Télé Gaucho : Critique

Damien Leblanc | 11 décembre 2012
Damien Leblanc | 11 décembre 2012

Deux ans après Le Nom des gens, Michel Leclerc signe avec Télé Gaucho une comédie qui traite à nouveau du militantisme politique et de la notion de vivre-ensemble. 

S'inspirant de son expérience à Télé Bocal (chaîne associative où il fit ses armes entre 1995 et 2000), le cinéaste déroule sous les pieds de Victor (Félix Moati), provincial monté à Paris, un chemin initiatique de choix : au moment où le jeune homme débute un stage pour une émission de TV aussi commerciale que bas-de-plafond, il rencontre une bande de doux anarchistes en révolte contre les grands groupes audiovisuels. Au sein de la mini-chaîne Télé Gaucho, Jean-Lou (Eric Elmosnino), Yasmina (Maïwenn) et les autres vont ainsi faire découvrir à Victor la possibilité d'un traitement participatif et anti-conformiste de l'information.

 

 

En situant son récit à la fin des années 1990, à une époque où l'éclosion des caméscopes à bas prix commençait à bouleverser la hiérarchie journalistique, Michel Leclerc s'inscrit à sa façon dans une histoire française de la piraterie, l'apparition des télés citoyennes étant ici vue comme un chaînon entre les radios libres des années 1970-80 et les actuels pirates du web. Mais, désireux de s'adonner avant tout à un exercice de nostalgie personnelle (le cinéaste décrit cette période comme sa « parenthèse enchantée »), Télé Gaucho en oublie de développer des enjeux dramatiques forts. Prétexte à un enchaînement de gags plus ou moins réussis, la peinture de cette télé libre reste trop superficielle et ne se rattache que laborieusement au contexte politique de l'époque (lutte en faveur des sans-papiers sous le gouvernement Juppé ou débat au sujet du Pacs sous le gouvernement Jospin). L'aspect « film de groupe » manque lui aussi de cohésion, la faute à des rapports entre protagonistes souvent sacrifiés sur l'autel du bon mot.
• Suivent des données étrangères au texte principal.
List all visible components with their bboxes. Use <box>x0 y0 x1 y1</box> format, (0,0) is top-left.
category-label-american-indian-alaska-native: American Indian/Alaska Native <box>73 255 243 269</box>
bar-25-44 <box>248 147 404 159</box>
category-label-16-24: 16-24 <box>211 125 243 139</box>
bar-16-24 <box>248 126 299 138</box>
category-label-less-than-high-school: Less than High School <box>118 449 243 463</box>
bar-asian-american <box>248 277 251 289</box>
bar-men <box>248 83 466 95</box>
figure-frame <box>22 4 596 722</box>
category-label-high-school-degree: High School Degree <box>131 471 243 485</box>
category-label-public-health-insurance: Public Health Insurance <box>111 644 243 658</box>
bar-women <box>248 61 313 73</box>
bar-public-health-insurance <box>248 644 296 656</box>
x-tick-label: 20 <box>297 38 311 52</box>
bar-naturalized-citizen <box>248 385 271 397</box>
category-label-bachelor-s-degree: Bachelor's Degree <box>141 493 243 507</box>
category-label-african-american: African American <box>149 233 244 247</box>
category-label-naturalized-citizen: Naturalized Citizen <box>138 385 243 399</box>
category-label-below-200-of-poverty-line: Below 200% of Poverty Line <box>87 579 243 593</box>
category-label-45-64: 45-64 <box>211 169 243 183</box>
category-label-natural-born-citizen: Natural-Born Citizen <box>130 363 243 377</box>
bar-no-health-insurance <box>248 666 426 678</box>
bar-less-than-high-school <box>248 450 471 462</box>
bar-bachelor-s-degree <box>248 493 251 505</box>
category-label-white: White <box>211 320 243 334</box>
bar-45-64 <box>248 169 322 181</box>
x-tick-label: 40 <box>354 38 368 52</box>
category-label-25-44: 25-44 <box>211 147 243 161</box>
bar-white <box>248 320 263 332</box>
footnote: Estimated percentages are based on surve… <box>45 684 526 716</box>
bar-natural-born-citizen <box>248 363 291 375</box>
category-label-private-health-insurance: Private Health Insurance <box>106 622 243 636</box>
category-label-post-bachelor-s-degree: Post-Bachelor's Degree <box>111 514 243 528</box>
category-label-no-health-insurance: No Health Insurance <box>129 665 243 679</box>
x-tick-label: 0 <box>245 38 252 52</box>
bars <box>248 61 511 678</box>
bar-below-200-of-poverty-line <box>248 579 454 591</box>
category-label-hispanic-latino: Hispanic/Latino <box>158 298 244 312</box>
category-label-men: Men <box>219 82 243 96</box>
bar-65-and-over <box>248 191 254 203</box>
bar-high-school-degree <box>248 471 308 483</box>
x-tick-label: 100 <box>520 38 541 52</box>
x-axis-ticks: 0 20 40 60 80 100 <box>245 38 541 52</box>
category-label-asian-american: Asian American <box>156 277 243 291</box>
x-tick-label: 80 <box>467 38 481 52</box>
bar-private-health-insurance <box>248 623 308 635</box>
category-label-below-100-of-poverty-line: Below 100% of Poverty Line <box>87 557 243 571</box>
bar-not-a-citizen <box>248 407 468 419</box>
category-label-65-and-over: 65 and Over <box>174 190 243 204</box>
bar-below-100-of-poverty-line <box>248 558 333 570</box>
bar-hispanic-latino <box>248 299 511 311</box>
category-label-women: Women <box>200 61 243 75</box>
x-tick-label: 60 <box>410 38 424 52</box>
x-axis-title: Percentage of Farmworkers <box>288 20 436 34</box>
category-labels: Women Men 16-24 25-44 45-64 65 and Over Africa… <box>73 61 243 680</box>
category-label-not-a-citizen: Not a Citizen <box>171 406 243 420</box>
Là où Le Nom des gens trouvait sa dynamique collective et son impulsion narrative autour de la question des origines, Télé Gaucho porte sur sa bande de pieds nickelés un regard inconstant et mal identifié, entre la moquerie cossarde et l'attendrissement surjoué.

 

 

L'absence d'épaisseur rythmique de Télé Gaucho n'empêche pas quelques inspirations de faire mouche : en confiant à Emmanuelle Béart (actrice engagée dans les années 1990 auprès des sans-papiers) le rôle de la présentatrice - sorte d'Evelyne Thomas blonde - honnie par la troupe de Télé Gaucho, Michel Leclerc illustre avec malice les contradictions - entre utopie et ambition individuelle - qui habitent le personnage de Victor. Cette dimension d'apprentissage se dissout pourtant dans le mouvement éclaté d'un film qui en vient même à sous-traiter la relation sentimentale entre son héros et l'impulsive Clara (Sara Forestier). A la fin du récit, la corde nostalgique dont use Michel Leclerc semble démesurée au regard de la faible implication affective ressentie auparavant. Et seule la candeur éclairée de Félix Moati permet alors à Télé Gaucho de conserver un semblant de vitalité.